Fernandez, a 73rd-ranked left-hander, will face second-seeded Aryna Sabalenka of Belarus, who has matched her deepest Slam run from July at Wimbledon, while 150th-ranked Raducanu faces Greek 17th seed Maria Sakkari, who matched her best Slam run from June's French Open.
"I think we all have equal chances of winning the semi-finals and then winning the title," Sakkari said. "We are all for a reason here. We're all playing well."
One of the four will capture her first Grand Slam title in Saturday's final, which could be an electrifying prodigy battle.
"I've known Leylah since we were juniors, in Under-12s," Raducanu said. "We played Orange Bowl and all of those tournaments. I played her in Junior Wimbledon, actually.

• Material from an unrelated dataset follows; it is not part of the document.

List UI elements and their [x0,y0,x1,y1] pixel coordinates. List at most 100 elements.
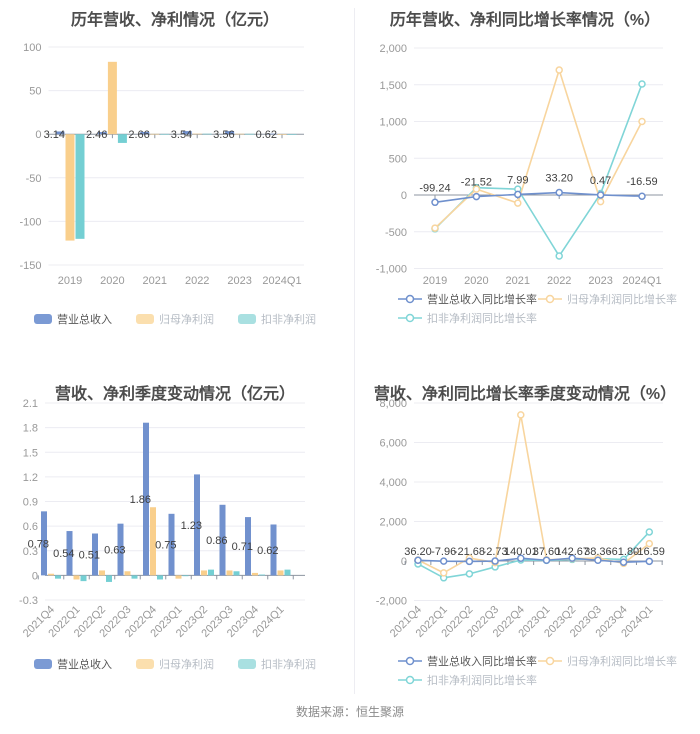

"The fact we're both in the semi-finals of the US Open after having played each other from the early days, it's very cool to see just how far we have come. She's a really cool person."
Serena Williams, a 23-time Grand Slam champion who turns 40 later this month, won her first major title at the 1999 US Open at age 17, three years before Raducanu or Fernandez were born.
Raducanu, only the fourth qualifier in the semis at any Slam, could become the first qualifier to reach a Grand Slam final.
"We're all just super hungry to make a difference in the tennis world," said Fernandez. “I'm just glad we're doing such great jobs and doing just that.”
"We want to make an impact. This tournament just proves how well we're adapting to everything."
Tokyo Olympic champion Belinda Bencic, beaten by Raducanu in the quarter-final, hopes the rising stars will receive a nurturing environment to develop.
"It's great for tennis. It's obviously great stories," she said. "I just really hope that everyone will protect them and will hope the best for them and not try to put so much pressure and so much hype around them so it just gets too much... so they can just develop in peace also a little bit."
Sabalenka, 23, is looking forward to facing crowd darling Fernandez, whose poise under pressure and powerful “shotmaking” have produced shock upsets.
"She's playing well, moving well. I would say it's nothing to lose for her," Sabalenka said. "She's a great player. She's fighting for every point. The crowd are there and they are supporting her really loud.
"It will be interesting one. Really looking forward for this match."
Sabalenka hopes for a breakthrough title of her own in her 16th Slam start.
"Hopefully I can keep it up," she said. "I'm really proud of myself. I'm here in the semifinal and I have another chance to show my best."
'Being young and free'
Raducanu, who handed out cupcakes in the locker room to celebrate her birthday, has not dropped a set at the Open.
She is trying to become the first British woman to win a Grand Slam title since Virginia Wade at Wimbledon in 1977 and the first British woman to win the US Open since Wade in 1968.
Raducanu became the youngest US Open women's semi-finalist since Maria Sharapova in 2005.
"To have so many young players here doing so well, it shows how strong the next generation is," Raducanu said.
"There's definitely an element of being young and free -- there's a quality to that, being free swinging and loose."
Sakkari, 26, has defeated three top-10 seeds in Petra Kvitova, Karolina Pliskova and Bianca Andreescu.
"I beat some really good players. My tennis looks in a good place right now," Sakkari said. "I'm at the best age of my career."